Unicode is a system for the interchange, processing, and display of the written texts of the diverse languages of the modern world. But, Why it's so important in computing?
Fundamentally, computers just deal with numbers. In order for a computer to be able to store text and numbers that humans can understand, there needs to be a code that transforms characters into numbers.
In that case, a character encoding is required, so that every device can display the same information, but it should be unified. Because, a custom character encoding scheme might work brilliantly on your computer, but problems will occur when you send that same text to someone else.
Unicode is an entirely new idea in setting up binary codes for text or script characters, which is officially known as Unicode Worldwide Character Standard. Unicode provides a unique number for every character, no matter what platform, device, application or language. Unicode has become the dominant scheme for internal processing and storage of text. Although a great deal of text is still stored in legacy encodings, Unicode is used almost exclusively for building new information processing systems.

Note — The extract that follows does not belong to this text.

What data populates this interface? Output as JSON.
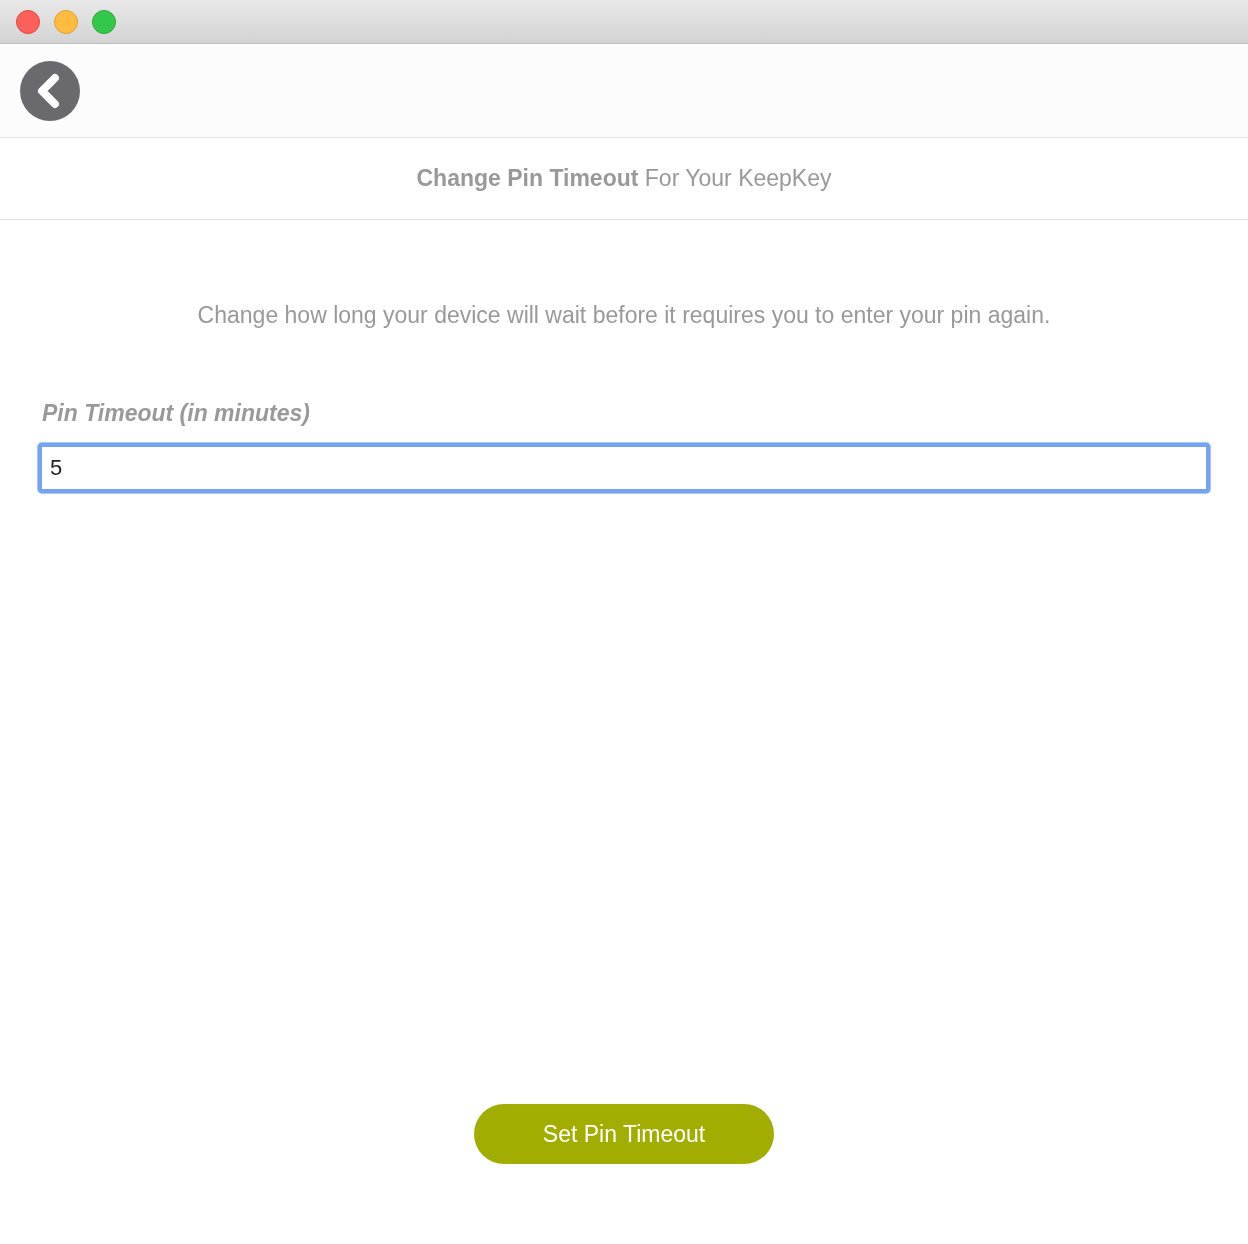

For example, you could say that the letter A becomes the number 13, a=14, 1=33, #=123, and so on.
Before Unicode was invented, there were hundreds of different systems, called character encoding, for assigning these numbers. These early character encodings were limited and could not contain enough characters to cover all the world's languages.
American Standard Code for Information Interchange (ASCII) became the first widespread encoding scheme. However, it's limited to only 256 character definitions. This is good for the most common English characters, numbers, and punctuation, but is a bit limiting for the rest of the world.
Naturally, the rest of the world wants the same encoding scheme for their characters too. They began creating their own encoding schemes and things started to get a little bit confusing. Not only were the coding schemes of different lengths, programs needed to figure out which encoding scheme they were supposed to use.
It became apparent that a new character encoding scheme was needed, which is when the Unicode standard was created. Unicode has been adopted by all modern software providers and now allows data to be transported through many different platforms, devices and applications without corruption.
Currently, the Unicode standard defines values for over 128,000 characters from 24 supported language scripts. There have several character encoding forms, which is written as UTF (Unicode Transformation Unit) followed by the number of bits it used-
- UTF-8: Only uses one byte (8 bits) to encode English characters. It can use a sequence of bytes to encode other characters. UTF-8 is widely used in email systems and on the internet.
- UTF-16: Uses 2 bytes (16 bits) to encode the most commonly used characters. If needed, the additional characters can be represented by a pair of 16-bit numbers.
- UTF-32: Uses 4 bytes (32 bits) to encode the characters. It became apparent that as the Unicode standard grew, a 16-bit number is too small to represent all the characters. UTF-32 is capable of representing every Unicode character as one number.
The Unicode Standard provides a unique number for every character, no matter what platform, device, application or language. It has been adopted by all modern software providers and now allows data to be transported through many different platforms, devices and applications without corruption. Support of Unicode forms the foundation for the representation of languages and symbols in all major operating systems, search engines, browsers, laptops, and smart phones - plus the Internet and World Wide Web.